20 thoughts on “Onward

  1. Crying! What a beautiful post Jess! I don’t think it hit me that Melanie was really leaving until I read this. I am beyond thankful for having you girls in my life and know that wherever life takes us we will always have that connection. Love you, Melanie. You will be missed more than you know.

  2. That’s a beautiful tribute to your friendship and to life! Change is inevitable, and quite often a wonderful thing, but I don’t think you should plan on it’s getting any easier.

    • I know – bright side, bright side. I actually am pretty good with change, but sometimes it just knocks my socks off. Henry going to kindergarten is also coinciding with our almost-certainty that we’re done having children.

  3. I just had a conversation with Pete the other day about this. I think about the days that have passed and how little the boys used to be and remember them fondly. However I find myself more excited about watching who they become. What will they be when they grow up? Will they get married? Where will they live? I love to remember the past but I’m excited for the future. Beautiful Blog as always Jess!

  4. Awwww, ain’t you gals the nicest! I love your description of my laugh, especially the clapping. I love that my blanket was next to yours on that day when I felt like just a shell of the person I used to be. Our group saved my sanity in more ways that I can count and I love that we’ve stayed together over the years. I’m very excited about moving to Portland, but will miss you all terribly! Much love and hugs!

  5. Wow Jess, that was an awesome tribute to our friend – I got teary and laughed just imaging Mel laughing at your description of her laugh! 🙂

  6. I don’t know Melanie and haven’t met you in real life, Jess, but this post was emotional for me to read as if I was one of your girlfriends. It’s hard to make those kinds of connections with people and to call someone “friend” (and genuinely mean it). Change is tough, isn’t it? No matter what form. It sounds like you’re enjoying those body snuggles with the little one now – being in the moment – and that’s what counts.

  7. You never lose friends like Melanie. They can move away but they stay in your heart–like a sister. When you see her again, it will be like she never left. Those are my favorite friends.

    • They’re my favorite, too. Absolutely. I grew up next door to a girl I played with every day. My childhood IS her. We lost touch in high school and college.

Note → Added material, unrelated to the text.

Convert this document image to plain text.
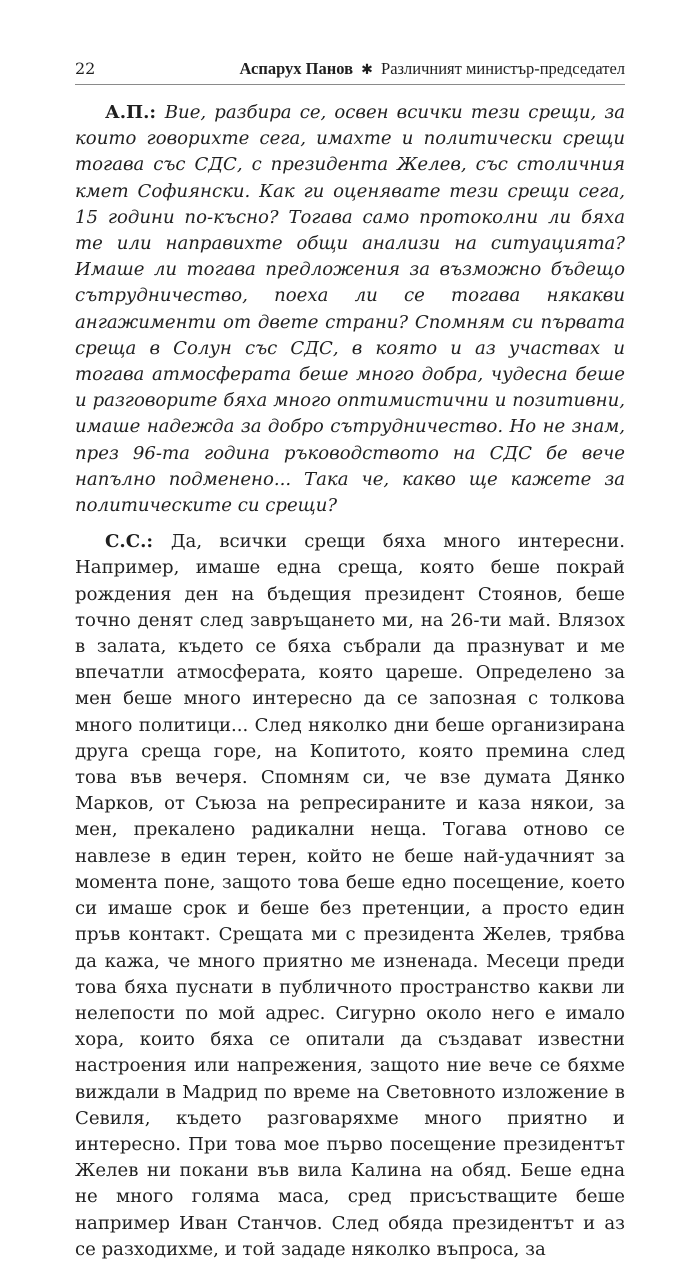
22	Аспарух Панов ✱ Различният министър-председател

А.П.: Вие, разбира се, освен всички тези срещи, за които говорихте сега, имахте и политически срещи тогава със СДС, с президента Желев, със столичния кмет Софиянски. Как ги оценявате тези срещи сега, 15 години по-късно? Тогава само протоколни ли бяха те или направихте общи анализи на ситуацията? Имаше ли тогава предложения за възможно бъдещо сътрудничество, поеха ли се тогава някакви ангажименти от двете страни? Спомням си първата среща в Солун със СДС, в която и аз участвах и тогава атмосферата беше много добра, чудесна беше и разговорите бяха много оптимистични и позитивни, имаше надежда за добро сътрудничество. Но не знам, през 96-та година ръководството на СДС бе вече напълно подменено... Така че, какво ще кажете за политическите си срещи?

С.С.: Да, всички срещи бяха много интересни. Например, имаше една среща, която беше покрай рождения ден на бъдещия президент Стоянов, беше точно денят след завръщането ми, на 26-ти май. Влязох в залата, където се бяха събрали да празнуват и ме впечатли атмосферата, която цареше. Определено за мен беше много интересно да се запозная с толкова много политици... След няколко дни беше организирана друга среща горе, на Копитото, която премина след това във вечеря. Спомням си, че взе думата Дянко Марков, от Съюза на репресираните и каза някои, за мен, прекалено радикални неща. Тогава отново се навлезе в един терен, който не беше най-удачният за момента поне, защото това беше едно посещение, което си имаше срок и беше без претенции, а просто един пръв контакт. Срещата ми с президента Желев, трябва да кажа, че много приятно ме изненада. Месеци преди това бяха пуснати в публичното пространство какви ли нелепости по мой адрес. Сигурно около него е имало хора, които бяха се опитали да създават известни настроения или напрежения, защото ние вече се бяхме виждали в Мадрид по време на Световното изложение в Севиля, където разговаряхме много приятно и интересно. При това мое първо посещение президентът Желев ни покани във вила Калина на обяд. Беше една не много голяма маса, сред присъстващите беше например Иван Станчов. След обяда президентът и аз се разходихме, и той зададе няколко въпроса, за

After seven years, I sent her a card. She responded. We went to a Cubs game and you’d never have known we weren’t ten years old again.

  8. I have found this to be the hardest part of life. We know letting go and moving on is part of life, but that doesn’t make it easy to accept. When I look back over my life and the people who’ve come and gone I shudder. I often wish everyone was a friend for all seasons, but some are not meant to go the distance they only come to us for a reason. Beautiful, Jessica. Sniff, sniff.

    • Thank you, Brenda. It is true, and I suppose a positive part of change, that looking back on all the people I’ve known, who have come in and out of my life for long periods or briefly, it is stunning to realize just how many people we touch.